The prevalence of HIV/AIDS in South Africa is alarming. While a few people close to me are HIV+, and I somewhat consider myself a queer health and sex educator, I've never been in a space full of so many HIV+ children. We visited a community project that provides meals, services, and a space to HIV+ children, many of whom are either orphans or in the foster system because their parents have died. The project was headed by a mix of people including local community folks and two Americans.

As soon as we entered the church where the center is currently operating out of, a few of the children climbed up a few of our waists, some what begging to be held. We tried to hoola-hoop a bit and then the children were told to go outside and play. We did not know they were all HIV+ until one of the staff members, one of the American women who work there, began to explain the project to us. My immediate thought was, wow. How can so many children be HIV+ in a relatively small area?

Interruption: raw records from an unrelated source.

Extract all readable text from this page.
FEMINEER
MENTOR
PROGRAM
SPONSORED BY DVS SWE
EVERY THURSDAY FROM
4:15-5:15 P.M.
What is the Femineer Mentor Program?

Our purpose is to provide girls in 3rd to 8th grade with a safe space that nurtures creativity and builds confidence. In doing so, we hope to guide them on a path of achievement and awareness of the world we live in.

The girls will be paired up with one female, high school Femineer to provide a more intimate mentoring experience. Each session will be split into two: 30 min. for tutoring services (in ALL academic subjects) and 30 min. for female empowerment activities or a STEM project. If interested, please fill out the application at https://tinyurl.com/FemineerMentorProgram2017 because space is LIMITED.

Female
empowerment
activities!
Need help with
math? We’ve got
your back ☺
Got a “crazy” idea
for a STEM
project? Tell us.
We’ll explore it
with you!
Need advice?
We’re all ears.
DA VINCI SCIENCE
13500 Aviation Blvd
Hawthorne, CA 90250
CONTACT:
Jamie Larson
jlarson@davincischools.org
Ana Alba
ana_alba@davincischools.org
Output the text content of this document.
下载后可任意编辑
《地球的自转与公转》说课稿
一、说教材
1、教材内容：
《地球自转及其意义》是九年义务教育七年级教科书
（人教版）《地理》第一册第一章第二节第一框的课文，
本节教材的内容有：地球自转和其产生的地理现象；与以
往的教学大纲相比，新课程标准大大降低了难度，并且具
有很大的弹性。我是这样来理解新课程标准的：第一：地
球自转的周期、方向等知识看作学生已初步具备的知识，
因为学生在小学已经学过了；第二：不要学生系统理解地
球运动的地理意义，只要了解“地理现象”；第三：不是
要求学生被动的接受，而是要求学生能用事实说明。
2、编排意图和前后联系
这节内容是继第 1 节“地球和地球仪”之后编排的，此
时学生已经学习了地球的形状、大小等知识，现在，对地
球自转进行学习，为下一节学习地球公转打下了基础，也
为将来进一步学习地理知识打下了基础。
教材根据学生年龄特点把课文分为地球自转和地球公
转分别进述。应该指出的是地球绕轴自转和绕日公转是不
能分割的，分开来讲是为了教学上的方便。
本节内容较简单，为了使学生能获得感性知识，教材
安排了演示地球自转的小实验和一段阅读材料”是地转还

Wouldn't anyone who knows they're positive want to do everything in their power to ensure their children aren't? Aren't prenatal drugs that can be taken to prevent transmission from mother to child available everywhere?

Well the answer is, no they're not. Healthcare and health education are not so readily available or financially accessible. I have to admit, I was angry. Not at anyone in particular, but at all the broken systems that had lead up to this situation. I tried to focus on the positive aspects of the project. The participants are given whole meals every weekday and taken on different trips. The younger children have a group of people roughly their age to play with everyday. But the teenagers were distant and stayed indoors. I wondered if the program was to provide a safe space for HIV+ youth, or to keep them away from others. The gates surrounding the gravel playground took on a malicious connotation.

Wednesday, July 6, 2011

Greetings From...SOUTH AFRICA!

Hello Not Your Average Feminist readers! As some of you may or may not know, I'll be spending the next month in South Africa! This trip is a blessing and a privilege, and I can not wait to share some of my experiences with you all. Luckily for me, there is a journaling component to the course I'm taking, so I decided to share my entries on NYAF. Most of my writing will revolve around issues of race, gender and queerness, but expect some random observations and tidbits as well.

I suppose a good place to start would be with what I expected South Africa would be like. When I was younger, I had a single narrative of “Africa.” I put Africa in quotations because Africa was always referred to as though it was one country with uniform experiences. It was almost always spoken about in relation to other countries rather than as a continent with multiple countries. For instance, I learned about the Slavery from Africa, Roman Empire and Africa, England and Africa, Belgium and Africa, France and Africa. The list can go on and on. Before high school, my education had painted a bleak desert-like place full of tribal customs and half-dressed warriors.

What is most disturbing about this experience is that the majority of my classmates identified as Black. But even as I sat and listened to the history of slavery vs. immigration, I always wondered when African identity became African American identity. Other stories of peoples immigrating to the United States spoke of pride and holding onto one's ethnic identity and cultural traditions. But African people, once again African as a collective rather than as individual nations, were just in the States and only had a place in the retelling of the Civil War and the Civil Rights Movement. Now some folks, like myself, identified as Caribbean and not African American, but even African diaspora was never discussed.